Die Regierung von New South Wales unter Premier Chris Minns plant, einen entschlosseneren Kurs gegen Spielautomaten zu fahren. Auf der bevorstehenden Labour-Konferenz wird ein Antrag erwartet, der die parteiinterne Unterstützung für eine drastische Reduzierung der Spielautomaten in der Region bekräftigt. Der Entwurf sieht vor, dass bis zum Jahr 2036 die Hälfte der Spielautomaten aus dem Betrieb genommen wird.
Diese Initiative wird als Reaktion auf die wachsende Forderung nach Reformen in der Glücksspielpolitik verstanden, insbesondere von der linken Fraktion innerhalb der Partei.
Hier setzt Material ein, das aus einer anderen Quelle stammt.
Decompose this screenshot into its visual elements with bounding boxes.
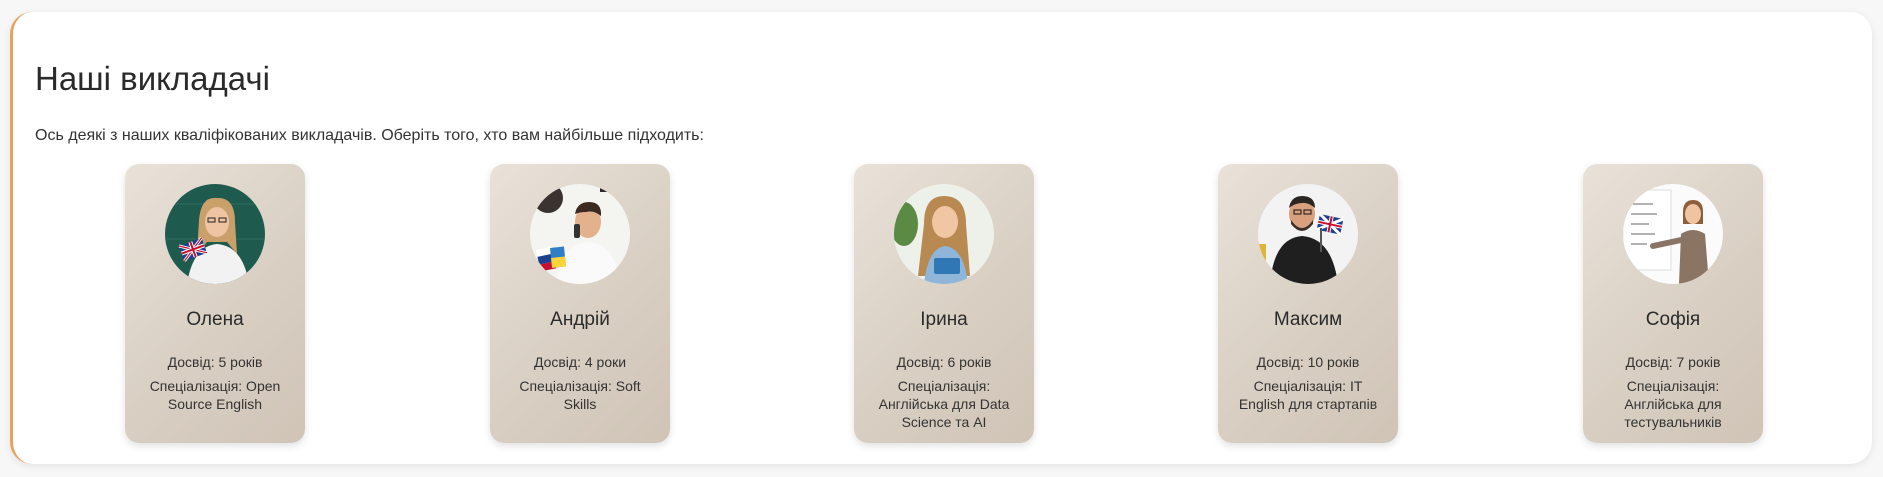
section-title: Наші викладачі (35, 60, 270, 97)
teacher-name: Софія (1645, 309, 1701, 330)
teacher-experience: Досвід: 5 років (167, 354, 263, 370)
teacher-avatar (1258, 184, 1358, 284)
teacher-card[interactable]: Софія Досвід: 7 років Спеціалізація: Анг… (1583, 164, 1763, 443)
teacher-card[interactable]: Олена Досвід: 5 років Спеціалізація: Ope… (125, 164, 305, 443)
teacher-avatar (1623, 184, 1723, 284)
teacher-specialization: Спеціалізація: Soft Skills (519, 378, 641, 412)
teacher-experience: Досвід: 4 роки (533, 354, 627, 370)
teacher-specialization: Спеціалізація: IT English для стартапів (1238, 378, 1378, 412)
teacher-experience: Досвід: 6 років (896, 354, 992, 370)
teacher-avatar (894, 184, 994, 284)
teacher-specialization: Спеціалізація: Open Source English (149, 378, 281, 412)
teacher-card[interactable]: Максим Досвід: 10 років Спеціалізація: I… (1218, 164, 1398, 443)
teacher-specialization: Спеціалізація: Англійська для тестувальн… (1624, 378, 1722, 430)
teachers-section: Наші викладачі Ось деякі з наших кваліфі… (10, 12, 1872, 464)
section-intro: Ось деякі з наших кваліфікованих виклада… (35, 127, 704, 144)
teacher-experience: Досвід: 10 років (1256, 354, 1360, 370)
teacher-avatar (165, 184, 265, 284)
teacher-specialization: Спеціалізація: Англійська для Data Scien… (878, 378, 1010, 430)
teacher-name: Андрій (550, 309, 610, 330)
teacher-card[interactable]: Ірина Досвід: 6 років Спеціалізація: Анг… (854, 164, 1034, 443)
teacher-name: Максим (1273, 309, 1343, 330)
teacher-experience: Досвід: 7 років (1625, 354, 1721, 370)
teacher-avatar (530, 184, 630, 284)
teacher-card[interactable]: Андрій Досвід: 4 роки Спеціалізація: Sof… (490, 164, 670, 443)
teacher-name: Олена (186, 309, 244, 330)
teacher-name: Ірина (920, 309, 968, 330)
Die Bürgermeisterin von Sydney’s Inner West, die sich für diese Bewegung einsetzt, äußerte, dass der ‚Momentum für echte Reformen nicht aufzuhalten ist‘.
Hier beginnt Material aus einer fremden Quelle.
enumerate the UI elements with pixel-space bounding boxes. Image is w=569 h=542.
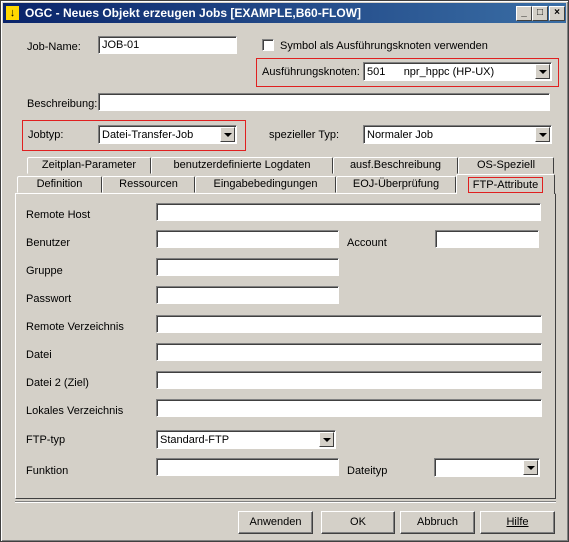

Die Diskussion über die Regulierung von Glücksspielautomaten in New South Wales hat in den letzten Jahren zugenommen, da die Gesellschaft zunehmend die sozialen und wirtschaftlichen Auswirkungen des Glücksspiels in Frage stellt. Die Labour-Partei sieht hierin eine Chance, sich klar von den bisherigen Politiken abzugrenzen und einen neuen Kurs einzuschlagen, um sowohl die öffentliche Gesundheit zu fördern als auch den sozialen Zusammenhalt zu stärken.